The Secretary will chair committees on special subjects
as designated by the board.
The Secretary shall be responsible for keeping records
of Board actions, including overseeing the taking of
minutes at all board meetings, sending out meeting
announcements, distributing copies of minutes and the
agenda to each Board member, and assuring that corporate
records are maintained.
The Treasurer shall make a report at each Board meeting.
Treasurer shall chair the finance committee, assist in
the preparation of the budget, help develop fundraising
plans, and make financial information available to Board
members and the public.
The Treasurer shall serve as a member of the Executive
committee.
Section 7: The three officers serve as the members of
the Executive Committee. Except for the power to amend
the Articles of Incorporation and Bylaws, the Executive
Committee shall have all of the powers and authority of
the Board of Directors in the intervals between meetings
of the Board of Directors, subject to the direction and
control of the Board of Directors.
Section 8. Terms of Office.
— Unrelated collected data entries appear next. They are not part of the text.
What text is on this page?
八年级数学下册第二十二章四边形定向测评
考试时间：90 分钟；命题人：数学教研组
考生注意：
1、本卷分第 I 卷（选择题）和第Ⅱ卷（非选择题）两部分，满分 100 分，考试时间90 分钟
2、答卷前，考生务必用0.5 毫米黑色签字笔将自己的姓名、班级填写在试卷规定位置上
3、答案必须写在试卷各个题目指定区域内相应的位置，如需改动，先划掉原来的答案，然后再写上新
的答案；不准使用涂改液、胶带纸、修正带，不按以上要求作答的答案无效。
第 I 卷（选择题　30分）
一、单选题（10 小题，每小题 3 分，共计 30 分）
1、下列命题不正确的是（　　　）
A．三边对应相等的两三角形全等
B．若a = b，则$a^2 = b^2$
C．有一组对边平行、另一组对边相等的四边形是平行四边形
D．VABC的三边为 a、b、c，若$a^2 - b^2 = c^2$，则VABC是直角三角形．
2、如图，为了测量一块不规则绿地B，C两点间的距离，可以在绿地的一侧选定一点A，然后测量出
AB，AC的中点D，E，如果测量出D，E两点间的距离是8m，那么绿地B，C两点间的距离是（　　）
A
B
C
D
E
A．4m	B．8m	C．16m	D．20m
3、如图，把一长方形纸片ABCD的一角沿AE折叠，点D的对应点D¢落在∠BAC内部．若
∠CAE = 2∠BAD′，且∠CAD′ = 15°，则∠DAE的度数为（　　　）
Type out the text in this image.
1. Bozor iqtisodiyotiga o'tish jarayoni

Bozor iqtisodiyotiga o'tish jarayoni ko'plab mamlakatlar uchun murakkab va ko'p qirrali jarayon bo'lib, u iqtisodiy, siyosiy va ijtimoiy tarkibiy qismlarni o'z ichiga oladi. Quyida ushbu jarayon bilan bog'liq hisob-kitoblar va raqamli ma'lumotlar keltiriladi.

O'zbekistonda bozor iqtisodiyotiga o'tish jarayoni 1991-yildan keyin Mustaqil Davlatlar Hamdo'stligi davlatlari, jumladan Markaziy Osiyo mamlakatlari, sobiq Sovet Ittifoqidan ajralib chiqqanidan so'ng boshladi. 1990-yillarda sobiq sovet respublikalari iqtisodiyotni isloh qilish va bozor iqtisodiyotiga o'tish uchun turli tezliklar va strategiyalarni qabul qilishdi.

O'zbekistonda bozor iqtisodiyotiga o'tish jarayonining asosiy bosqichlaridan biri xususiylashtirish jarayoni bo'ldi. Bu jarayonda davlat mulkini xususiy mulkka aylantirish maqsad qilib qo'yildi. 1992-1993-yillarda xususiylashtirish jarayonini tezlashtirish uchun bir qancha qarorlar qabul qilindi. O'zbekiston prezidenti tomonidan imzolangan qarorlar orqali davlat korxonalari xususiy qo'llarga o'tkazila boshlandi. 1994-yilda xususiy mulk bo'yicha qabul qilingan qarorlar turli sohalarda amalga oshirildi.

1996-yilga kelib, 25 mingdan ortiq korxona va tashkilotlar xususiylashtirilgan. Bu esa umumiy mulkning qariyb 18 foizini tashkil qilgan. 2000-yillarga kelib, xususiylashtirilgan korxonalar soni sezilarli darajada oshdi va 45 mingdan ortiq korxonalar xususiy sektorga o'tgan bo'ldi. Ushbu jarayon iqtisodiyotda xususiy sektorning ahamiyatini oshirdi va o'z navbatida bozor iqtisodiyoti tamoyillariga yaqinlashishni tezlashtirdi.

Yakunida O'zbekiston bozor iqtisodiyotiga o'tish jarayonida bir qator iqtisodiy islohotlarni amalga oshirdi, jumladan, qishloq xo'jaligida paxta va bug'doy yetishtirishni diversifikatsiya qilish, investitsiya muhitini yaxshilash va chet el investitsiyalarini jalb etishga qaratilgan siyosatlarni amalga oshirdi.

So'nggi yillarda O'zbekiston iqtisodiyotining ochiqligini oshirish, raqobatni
The term of all officers of
the Board is twelve months.
The officer continues to hold the office until a
successor has been duly elected and qualified. Officers
can be elected to consecutive terms.
Section 9: Vacancies. When a vacancy on the Board
exists, the Secretary may receive nominations for new
members from present Board members two weeks in advance
of a Board meeting. These nominations shall be sent to
Board members with the regular Board meeting
announcement, to be voted upon at the next Board
meeting. These vacancies will be filled only to the end
of the resigning Board member's term.
Section 10: Resignation, Termination and Absences.
Resignation from the Board must be in writing and
received by the Secretary. A Board member shall be
dropped for excess absences from the Board if s/he has
two unexcused absences from Board meetings in a year. A
Board member may be removed for other reasons by a
majority vote of the remaining directors.
Section 11: Special Meetings. Special meetings of the
Board shall be called upon the request of the Chair of
the Board. Notices of special meetings shall be sent out
by the Secretary to each Board member postmarked one
week in advance.
ARTICLE IV - COMMITTEES
Section 1: The Board may create committees as needed.
The Chairman appoints all committee chairs. The Board
of Directors appoints all members of committees.
Committee membership should include at least two
Directors per committee and up to five others who are
not Directors or Board members, but are supportive and
interested in the mission and goals of the Audrey’s
Purple Dream.
Section 2: Finance Committee. The Treasurer is chair of
the Finance Committee, which includes two or more
other Board members. The Finance Committee is
responsible for developing and reviewing fiscal
procedures, and annual budget with staff and other Board
members. The Board or the Executive Committee must
approve any major change in the budget. The fiscal year
shall be the calendar year. Annual reports are required
to be submitted to the Board showing income,
expenditures and pending income.
ARTICLE V - ANNUAL MEETING
Section 1: Annual Meeting. The date of the regular
annual meeting shall be set by the Board of Directors,
who shall also set the time and place. This meeting may
be a retreat for the members of the Board.
Section 2: Special Meetings. The Chair or the Executive
Committee may call special meetings.
Section 3: Notice. Notice of each meeting shall be given
to each voting member, either electronically or by
surface mail, not less than seven
days before the meeting.
ARTICLE VI - AMENDMENTS
Section 1: These Bylaws may be amended when necessary by
a two-thirds majority of the Board of Directors or by
the Executive Committee of the Board acting on behalf of
the Board. Proposed amendments must be submitted to the
Secretary to be sent out with regular Board
announcements. Original Bylaws were approved at a
meeting of the Board of Directors of
Audrey’s Purple Dream on February 28th, 2006.